The students read a chapter on the history of ketchup from Dan Jurafsky’s The Language of Food: A Linguist Reads the Menu. During class, each student received a package of ketchup and a napkin, with the mandate to open the packet and smell or taste the contents, and finally free-write whatever came to mind. I had anticipated a kind of Proustian moment for the students springing out of this exercise, although I told them to refrain from writing a novel in the 5-6 minutes I had allotted for this activity.
After they finished writing ketchup-related prose, I asked them to distill and repackage the essence of their free-write into a haiku. The goal was to help the students participate in the process of adjusting information to meet the requirements of the communication task and its implied audience(s).
One of my students, Jordan, gave me permission to show what he produced through this exercise:
Vinegar. The first flavor that comes through above all others in Ketchup [sic]. You don’t even have to put it to your tongue and the smell has already made your mouth tangy and watery. After the vinegar taste has past, a burst of tomato rushes through. It is almost as though a juicy red tomato blew up in your mouth.
Now though, all I want is some waffle fries to go with this ketchup. There is just something about fresh fried potatoes in that famous waffle pattern along with classic Heinz ketchup. It must be a match made in heaven because the flavors go together so well. As you bite into a fresh fry covered in ketchup, you get a rush of vinegar and tomato followed by the oily starchy salty goodness of potato fresh out of the fryer. You can’t just stop at one. No, you have to eat the whole pack and then go back to the counter for more.
While ketchup goes great with fries, not all of the fries must have ketchup. Variety is the spice of life, and so too it is with fries. Sometimes there is more ketchup than fry while others remain completely clean of that red paste. Each fry is still good though, and in the end the…

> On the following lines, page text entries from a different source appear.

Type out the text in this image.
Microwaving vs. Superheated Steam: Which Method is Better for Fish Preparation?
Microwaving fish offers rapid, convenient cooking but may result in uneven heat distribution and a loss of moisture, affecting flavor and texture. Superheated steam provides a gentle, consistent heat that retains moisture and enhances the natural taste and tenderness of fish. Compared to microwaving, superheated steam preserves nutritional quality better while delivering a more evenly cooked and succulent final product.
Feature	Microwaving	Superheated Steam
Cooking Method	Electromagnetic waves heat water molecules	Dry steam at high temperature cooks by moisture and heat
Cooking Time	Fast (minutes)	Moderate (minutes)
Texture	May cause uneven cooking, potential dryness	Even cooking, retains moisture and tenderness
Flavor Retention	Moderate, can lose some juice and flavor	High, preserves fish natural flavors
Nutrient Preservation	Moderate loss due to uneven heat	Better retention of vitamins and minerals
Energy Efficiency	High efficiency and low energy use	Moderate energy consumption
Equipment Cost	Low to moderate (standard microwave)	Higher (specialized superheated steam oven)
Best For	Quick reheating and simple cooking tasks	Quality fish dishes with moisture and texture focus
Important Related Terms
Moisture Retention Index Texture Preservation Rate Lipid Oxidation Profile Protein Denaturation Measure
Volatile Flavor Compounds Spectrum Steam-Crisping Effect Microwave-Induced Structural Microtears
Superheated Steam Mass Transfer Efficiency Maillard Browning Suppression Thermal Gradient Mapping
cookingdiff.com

Afterwards, he revised his paragraphs into the conventional 5-7-5 form:
Salty waffle fries
Covered in ketchup so sweet
Just one more fry please
In Hindsight
I would have brought a bottle of ketchup from home instead of dashing to the Chik-Fil-A in the Student Commons to grab enough ketchup packets for my whole class. This action would have saved me time and the $4.49 I spent on the chicken biscuit combo I purchased out of guilt for taking so many packets.
OR
I could have, instead, assigned the students to read “Ice Cream” by Anne Fadiman and made peanut butter milkshakes in what probably would have been the single-most memorable class period of my students’ burgeoning academic careers.